Teruyo Oba (1996). Monitoring biodiversity through natural sound diversity [abstract]. Bioacoustics, Volume 6 (4): 303

In the examination of the local sound environment, the majority of studies have been biased towards artificial aspects such as the control of traffic and machinery noises, design of comfortable sounds in living and work space, and soundscape design based on natural, cultural, social and historical factors in the locality. While these studies have certainly contributed important outcomes towards our understanding of the sound environment, discussion on natural sound elements tends to lack biological foundation. The present paper introduces the question of how we can evaluate natural sounds in terms of the ecological basis and biological diversity which are the central concern for conservation of the natural environment. We experience the natural sound environment as auditory phenomena through hearing natural sounds, both biological and physical, in acoustic dimensions of a specific medium and particular space. Although what we hear is changeable in time, quantity and quality as intrinsic features of natural sounds, it does not mean that natural sounds are unreliable measures for the biological diversity of the local ecosystem. However, we need optimum approaches in sampling and evaluating sound sources.

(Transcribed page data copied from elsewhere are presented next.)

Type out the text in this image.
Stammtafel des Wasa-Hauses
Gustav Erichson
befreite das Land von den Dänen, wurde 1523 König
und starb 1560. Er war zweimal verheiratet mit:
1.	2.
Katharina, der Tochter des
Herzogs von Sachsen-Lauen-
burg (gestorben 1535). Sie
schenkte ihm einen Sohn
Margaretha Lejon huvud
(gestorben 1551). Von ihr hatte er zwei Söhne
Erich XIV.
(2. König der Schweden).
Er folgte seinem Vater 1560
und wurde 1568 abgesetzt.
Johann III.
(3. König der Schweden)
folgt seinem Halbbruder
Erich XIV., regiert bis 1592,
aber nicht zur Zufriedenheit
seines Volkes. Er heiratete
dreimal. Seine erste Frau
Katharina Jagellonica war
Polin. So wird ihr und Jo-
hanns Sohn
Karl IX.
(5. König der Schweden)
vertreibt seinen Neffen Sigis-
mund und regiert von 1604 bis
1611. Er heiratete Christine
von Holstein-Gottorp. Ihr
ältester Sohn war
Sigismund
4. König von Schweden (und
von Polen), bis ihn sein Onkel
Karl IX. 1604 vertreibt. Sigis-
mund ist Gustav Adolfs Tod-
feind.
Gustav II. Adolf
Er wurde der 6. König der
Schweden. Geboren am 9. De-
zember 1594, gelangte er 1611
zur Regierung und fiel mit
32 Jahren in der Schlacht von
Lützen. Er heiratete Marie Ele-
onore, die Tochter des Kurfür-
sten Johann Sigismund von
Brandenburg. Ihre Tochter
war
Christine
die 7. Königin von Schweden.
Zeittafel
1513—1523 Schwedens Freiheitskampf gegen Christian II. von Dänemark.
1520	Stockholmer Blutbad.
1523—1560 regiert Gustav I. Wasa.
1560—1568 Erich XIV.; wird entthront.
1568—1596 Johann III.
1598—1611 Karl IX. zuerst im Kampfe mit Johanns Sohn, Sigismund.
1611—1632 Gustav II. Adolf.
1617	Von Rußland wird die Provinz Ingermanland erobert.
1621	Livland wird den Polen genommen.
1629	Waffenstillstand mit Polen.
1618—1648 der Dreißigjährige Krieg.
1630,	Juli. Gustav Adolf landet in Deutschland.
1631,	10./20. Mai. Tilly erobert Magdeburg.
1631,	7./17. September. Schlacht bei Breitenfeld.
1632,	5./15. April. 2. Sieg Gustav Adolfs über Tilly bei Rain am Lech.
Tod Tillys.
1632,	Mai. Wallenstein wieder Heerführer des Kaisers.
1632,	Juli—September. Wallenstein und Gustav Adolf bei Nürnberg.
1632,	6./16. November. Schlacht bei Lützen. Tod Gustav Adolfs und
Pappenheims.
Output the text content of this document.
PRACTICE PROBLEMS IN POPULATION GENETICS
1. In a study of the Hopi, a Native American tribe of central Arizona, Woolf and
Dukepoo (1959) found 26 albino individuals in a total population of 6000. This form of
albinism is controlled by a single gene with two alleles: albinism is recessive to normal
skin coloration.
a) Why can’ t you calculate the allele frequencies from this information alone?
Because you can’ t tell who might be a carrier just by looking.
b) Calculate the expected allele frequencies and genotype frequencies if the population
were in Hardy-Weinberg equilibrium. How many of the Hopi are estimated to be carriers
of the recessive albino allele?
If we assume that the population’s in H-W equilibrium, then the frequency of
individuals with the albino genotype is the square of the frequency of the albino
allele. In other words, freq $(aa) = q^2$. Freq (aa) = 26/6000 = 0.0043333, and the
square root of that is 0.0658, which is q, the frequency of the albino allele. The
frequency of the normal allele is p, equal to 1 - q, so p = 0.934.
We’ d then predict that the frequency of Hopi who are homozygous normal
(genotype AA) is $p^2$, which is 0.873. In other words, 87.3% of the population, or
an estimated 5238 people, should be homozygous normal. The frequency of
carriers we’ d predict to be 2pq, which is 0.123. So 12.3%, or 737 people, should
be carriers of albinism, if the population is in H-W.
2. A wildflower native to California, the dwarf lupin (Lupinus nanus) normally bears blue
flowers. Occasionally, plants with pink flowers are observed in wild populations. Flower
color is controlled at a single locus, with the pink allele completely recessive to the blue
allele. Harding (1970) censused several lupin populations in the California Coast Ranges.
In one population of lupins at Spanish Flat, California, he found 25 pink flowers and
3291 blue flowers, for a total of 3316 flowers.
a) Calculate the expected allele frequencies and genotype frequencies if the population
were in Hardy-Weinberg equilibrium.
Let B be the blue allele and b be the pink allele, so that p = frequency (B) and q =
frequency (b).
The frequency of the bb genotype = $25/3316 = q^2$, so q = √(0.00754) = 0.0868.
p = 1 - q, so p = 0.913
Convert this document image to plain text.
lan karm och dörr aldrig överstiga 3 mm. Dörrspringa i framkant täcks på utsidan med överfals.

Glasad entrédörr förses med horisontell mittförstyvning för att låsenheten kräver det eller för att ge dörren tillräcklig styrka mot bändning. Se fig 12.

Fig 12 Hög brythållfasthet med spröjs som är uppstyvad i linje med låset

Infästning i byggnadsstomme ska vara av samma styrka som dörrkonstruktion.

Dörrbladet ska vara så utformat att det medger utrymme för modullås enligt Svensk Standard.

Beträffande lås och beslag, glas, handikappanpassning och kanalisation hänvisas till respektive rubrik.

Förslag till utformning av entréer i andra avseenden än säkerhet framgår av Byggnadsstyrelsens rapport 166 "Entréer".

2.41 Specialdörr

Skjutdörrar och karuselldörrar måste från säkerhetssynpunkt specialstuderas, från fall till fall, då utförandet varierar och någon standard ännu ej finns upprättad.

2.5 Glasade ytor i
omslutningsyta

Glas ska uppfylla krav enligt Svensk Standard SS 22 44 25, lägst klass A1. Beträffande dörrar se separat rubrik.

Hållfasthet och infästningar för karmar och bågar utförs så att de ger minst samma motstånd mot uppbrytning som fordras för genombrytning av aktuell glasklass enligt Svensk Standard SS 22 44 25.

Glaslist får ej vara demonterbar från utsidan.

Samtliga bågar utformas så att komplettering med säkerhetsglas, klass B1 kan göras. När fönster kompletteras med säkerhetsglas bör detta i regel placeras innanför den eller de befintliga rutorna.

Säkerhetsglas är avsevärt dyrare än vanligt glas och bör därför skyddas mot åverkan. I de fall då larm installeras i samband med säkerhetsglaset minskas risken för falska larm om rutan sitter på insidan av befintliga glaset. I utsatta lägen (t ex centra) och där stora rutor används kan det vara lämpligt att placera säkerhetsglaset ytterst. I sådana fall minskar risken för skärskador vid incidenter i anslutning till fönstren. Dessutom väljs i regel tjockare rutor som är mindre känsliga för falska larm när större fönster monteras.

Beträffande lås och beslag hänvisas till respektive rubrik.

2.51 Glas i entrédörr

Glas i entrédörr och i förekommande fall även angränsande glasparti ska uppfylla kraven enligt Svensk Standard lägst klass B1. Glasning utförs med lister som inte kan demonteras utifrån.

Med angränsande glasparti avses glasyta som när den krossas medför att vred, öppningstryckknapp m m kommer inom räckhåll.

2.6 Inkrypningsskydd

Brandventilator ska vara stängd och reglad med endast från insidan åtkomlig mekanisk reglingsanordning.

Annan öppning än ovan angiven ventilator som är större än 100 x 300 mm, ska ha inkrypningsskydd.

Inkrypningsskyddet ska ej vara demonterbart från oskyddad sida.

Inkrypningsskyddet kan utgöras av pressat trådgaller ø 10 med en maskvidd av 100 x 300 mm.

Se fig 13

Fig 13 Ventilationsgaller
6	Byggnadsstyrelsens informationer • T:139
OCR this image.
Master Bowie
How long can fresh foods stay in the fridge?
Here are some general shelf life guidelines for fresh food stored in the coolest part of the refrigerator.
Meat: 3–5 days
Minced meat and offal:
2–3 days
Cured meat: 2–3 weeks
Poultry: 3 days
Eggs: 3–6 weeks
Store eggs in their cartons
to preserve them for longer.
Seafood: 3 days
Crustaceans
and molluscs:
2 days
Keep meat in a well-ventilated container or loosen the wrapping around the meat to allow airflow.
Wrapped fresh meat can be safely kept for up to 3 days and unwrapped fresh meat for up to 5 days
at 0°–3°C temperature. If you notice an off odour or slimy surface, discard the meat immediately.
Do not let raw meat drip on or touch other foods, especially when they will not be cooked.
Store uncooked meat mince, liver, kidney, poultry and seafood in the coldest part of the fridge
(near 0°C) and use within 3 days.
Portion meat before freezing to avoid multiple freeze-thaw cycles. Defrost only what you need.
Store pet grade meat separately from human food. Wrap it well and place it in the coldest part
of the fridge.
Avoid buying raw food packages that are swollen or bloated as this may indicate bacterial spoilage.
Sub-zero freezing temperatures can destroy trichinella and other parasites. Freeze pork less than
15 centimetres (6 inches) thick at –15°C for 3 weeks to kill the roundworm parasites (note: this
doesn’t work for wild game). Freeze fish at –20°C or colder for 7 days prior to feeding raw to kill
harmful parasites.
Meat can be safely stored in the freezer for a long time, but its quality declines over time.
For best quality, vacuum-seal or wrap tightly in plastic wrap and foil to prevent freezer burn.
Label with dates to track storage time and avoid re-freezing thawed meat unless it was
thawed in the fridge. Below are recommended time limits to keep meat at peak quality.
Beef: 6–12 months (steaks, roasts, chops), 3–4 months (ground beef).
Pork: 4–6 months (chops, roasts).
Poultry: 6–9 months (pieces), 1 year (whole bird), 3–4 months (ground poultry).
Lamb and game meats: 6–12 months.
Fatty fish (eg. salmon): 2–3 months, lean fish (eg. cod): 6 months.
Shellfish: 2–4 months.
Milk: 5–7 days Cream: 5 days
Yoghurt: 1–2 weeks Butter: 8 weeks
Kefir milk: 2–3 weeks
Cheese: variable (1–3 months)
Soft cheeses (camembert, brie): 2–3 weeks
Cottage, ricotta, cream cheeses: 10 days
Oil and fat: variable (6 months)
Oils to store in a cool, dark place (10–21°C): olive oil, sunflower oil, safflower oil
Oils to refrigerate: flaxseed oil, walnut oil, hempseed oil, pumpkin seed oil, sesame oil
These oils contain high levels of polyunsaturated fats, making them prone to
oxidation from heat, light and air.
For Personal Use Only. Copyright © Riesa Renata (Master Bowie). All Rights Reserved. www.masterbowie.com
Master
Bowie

In the study of the sound environment of both natural forest and urban parks in central Japan, examination of species number, composition and frequency showed that 6-minute sample recordings of the local sound environment cover over 90 percent of natural sound sources, suggesting the optimum sampling time. From the comparative study of woodland and pondside habitats, it was clear that differences in the characteristics of a sound environment can be monitored by surveying the temporal and spatial distribution of sound sources. Further, natural sound diversity can be related to the biological diversity of the local ecosystem by evaluating sound sources in terms of taxonomy, locality bond and trophic levels. In naturally enriched areas, animal sound sources are high in number and taxonomic diversity. As for avian sounds their sound sources are well-balanced in trophic levels and composed of locally characteristic species. Natural sound diversity can be used for valuable environmental indices by reference to taxonomical and ecological aspects.